Nutritional Information (Per 100g of Cooked Plantains):
Nutrient | Amount |
---|---|
Energy | 116.0 kcal |
Protein | 0.79 g |
Total Fat | 0.18 g |
Saturated Fat | 0.069 g |
Carbohydrates | 31.15 g |
Fiber | 2.3 g |
Sugar | 14.0 g |
Calcium | 2.0 mg |
Iron | 0.58 mg |
Magnesium | 32.0 mg |
Phosphorus | 28.0 mg |
Potassium | 465.0 mg |
Sodium | 5.0 mg |
Zinc | 0.13 mg |
Copper | 0.066 mcg |
Manganese | 0.0 mg |
Selenium | 1.4 mcg |
Vitamin C | 10.9 mg |
Thiamin (B1) | 0.046 mg |
Riboflavin (B2) | 0.052 mg |
Niacin (B3) | 0.756 mg |
Vitamin B6 | 0.24 mg |
Folate | 26.0 mcg |
Vitamin B12 | 0.0 mcg |
Vitamin A | 45.0 mcg |
Vitamin E | 0.13 mg |
Vitamin D2 | 0.0 mcg |
Allergen Information:
Plantains are naturally gluten-free, dairy-free, and do not contain common allergens such as nuts, soy, or shellfish. They are a safe option for most people, including those with gluten sensitivity or allergies. However, as with any food, it is essential to check for potential cross-contamination if you have specific allergies or sensitivities.
Dietary Preferences:
- Gluten-Free: Plantains are naturally gluten-free, making them an excellent choice for individuals following a gluten-free diet.
- Vegan & Vegetarian: Plantains are plant-based, making them suitable for both vegan and vegetarian diets.
- Low in Fat: With just 0.18 grams of total fat per 100g serving, plantains are a low-fat food option.
- Rich in Fiber: With 2.3 grams of fiber per serving, plantains help promote digestive health and can contribute to satiety.
- Good Source of Potassium: Plantains are a rich source of potassium (465 mg per 100g), which is essential for maintaining healthy blood pressure and muscle function.
Culinary Tips:
Plantains can be enjoyed in a variety of ways. When ripe, plantains are often used in sweet dishes, whereas green plantains are more commonly found in savory preparations.
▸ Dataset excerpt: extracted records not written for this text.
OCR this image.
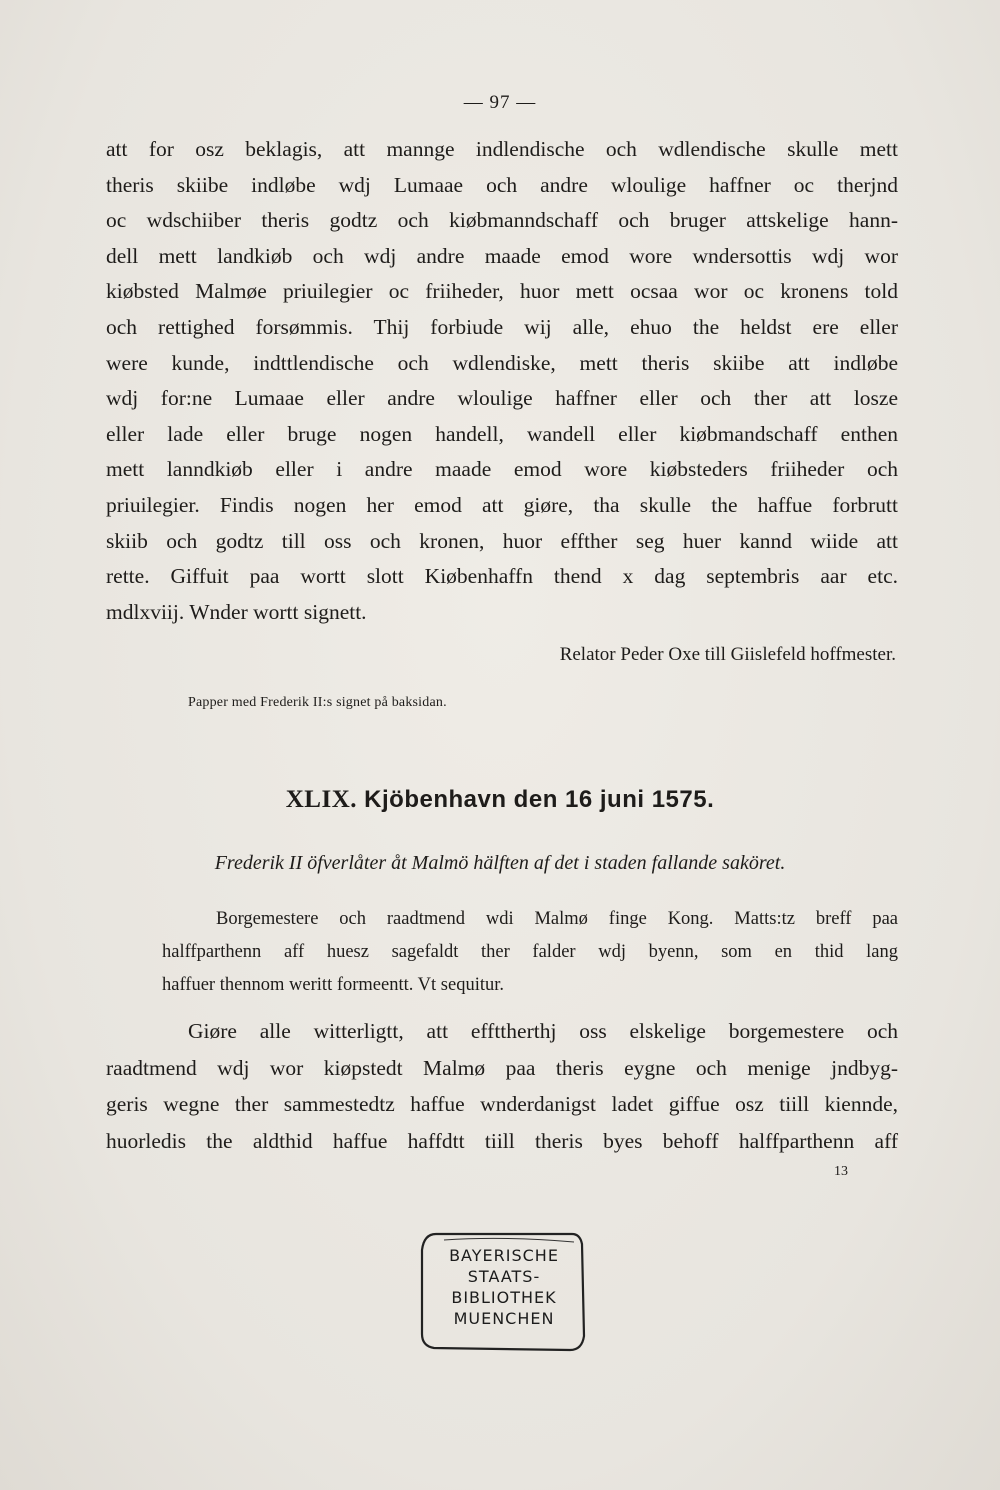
— 97 —
att for osz beklagis, att mannge indlendische och wdlendische skulle mett
theris skiibe indløbe wdj Lumaae och andre wloulige haffner oc therjnd
oc wdschiiber theris godtz och kiøbmanndschaff och bruger attskelige hann-
dell mett landkiøb och wdj andre maade emod wore wndersottis wdj wor
kiøbsted Malmøe priuilegier oc friiheder, huor mett ocsaa wor oc kronens told
och rettighed forsømmis. Thij forbiude wij alle, ehuo the heldst ere eller
were kunde, indttlendische och wdlendiske, mett theris skiibe att indløbe
wdj for:ne Lumaae eller andre wloulige haffner eller och ther att losze
eller lade eller bruge nogen handell, wandell eller kiøbmandschaff enthen
mett lanndkiøb eller i andre maade emod wore kiøbsteders friiheder och
priuilegier. Findis nogen her emod att giøre, tha skulle the haffue forbrutt
skiib och godtz till oss och kronen, huor effther seg huer kannd wiide att
rette. Giffuit paa wortt slott Kiøbenhaffn thend x dag septembris aar etc.
mdlxviij. Wnder wortt signett.
Relator Peder Oxe till Giislefeld hoffmester.
Papper med Frederik II:s signet på baksidan.
XLIX. Kjöbenhavn den 16 juni 1575.
Frederik II öfverlåter åt Malmö hälften af det i staden fallande saköret.
Borgemestere och raadtmend wdi Malmø finge Kong. Matts:tz breff paa
halffparthenn aff huesz sagefaldt ther falder wdj byenn, som en thid lang
haffuer thennom weritt formeentt. Vt sequitur.
Giøre alle witterligtt, att effttherthj oss elskelige borgemestere och
raadtmend wdj wor kiøpstedt Malmø paa theris eygne och menige jndbyg-
geris wegne ther sammestedtz haffue wnderdanigst ladet giffue osz tiill kiennde,
huorledis the aldthid haffue haffdtt tiill theris byes behoff halffparthenn aff
13
BAYERISCHE
STAATS-
BIBLIOTHEK
MUENCHEN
Here are a few ideas for incorporating plantains into your meals:
- Fried Plantains: Slice and fry ripe plantains for a crispy, sweet snack or side dish.
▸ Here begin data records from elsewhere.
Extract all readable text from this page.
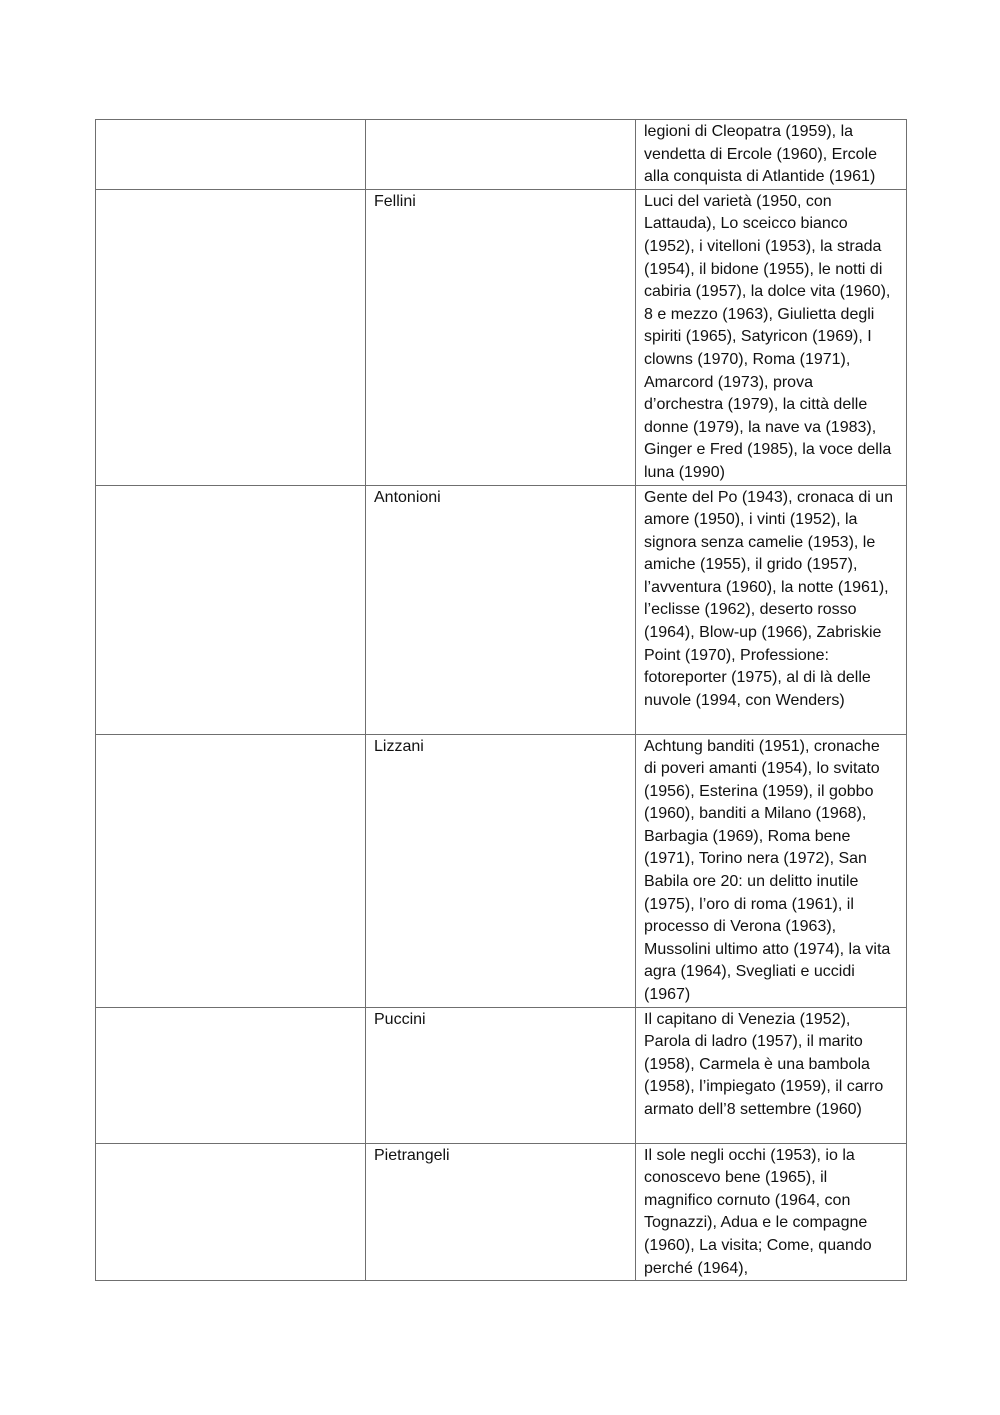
		legioni di Cleopatra (1959), la vendetta di Ercole (1960), Ercole alla conquista di Atlantide (1961)
	Fellini	Luci del varietà (1950, con Lattauda), Lo sceicco bianco (1952), i vitelloni (1953), la strada (1954), il bidone (1955), le notti di cabiria (1957), la dolce vita (1960), 8 e mezzo (1963), Giulietta degli spiriti (1965), Satyricon (1969), I clowns (1970), Roma (1971), Amarcord (1973), prova d’orchestra (1979), la città delle donne (1979), la nave va (1983), Ginger e Fred (1985), la voce della luna (1990)
	Antonioni	Gente del Po (1943), cronaca di un amore (1950), i vinti (1952), la signora senza camelie (1953), le amiche (1955), il grido (1957), l’avventura (1960), la notte (1961), l’eclisse (1962), deserto rosso (1964), Blow-up (1966), Zabriskie Point (1970), Professione: fotoreporter (1975), al di là delle nuvole (1994, con Wenders)
	Lizzani	Achtung banditi (1951), cronache di poveri amanti (1954), lo svitato (1956), Esterina (1959), il gobbo (1960), banditi a Milano (1968), Barbagia (1969), Roma bene (1971), Torino nera (1972), San Babila ore 20: un delitto inutile (1975), l’oro di roma (1961), il processo di Verona (1963), Mussolini ultimo atto (1974), la vita agra (1964), Svegliati e uccidi (1967)
	Puccini	Il capitano di Venezia (1952), Parola di ladro (1957), il marito (1958), Carmela è una bambola (1958), l’impiegato (1959), il carro armato dell’8 settembre (1960)
	Pietrangeli	Il sole negli occhi (1953), io la conoscevo bene (1965), il magnifico cornuto (1964, con Tognazzi), Adua e le compagne (1960), La visita; Come, quando perché (1964),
- Baked Plantains: Roast plantains in the oven with a touch of cinnamon and honey for a healthy dessert.
- Boiled Plantains: Boil green plantains for a hearty side dish to accompany stews or grilled meats.
- Plantain Chips: Slice green plantains thinly, season, and bake for a crunchy snack.
Conclusion:
Plantains are a highly nutritious and versatile ingredient that can be incorporated into a wide range of dishes. Whether you’re enjoying them fried as a snack or boiled as a side, plantains are a great source of energy, fiber, and essential vitamins and minerals. With their naturally low-fat content and rich potassium levels, plantains offer numerous health benefits and are a fantastic addition to any diet.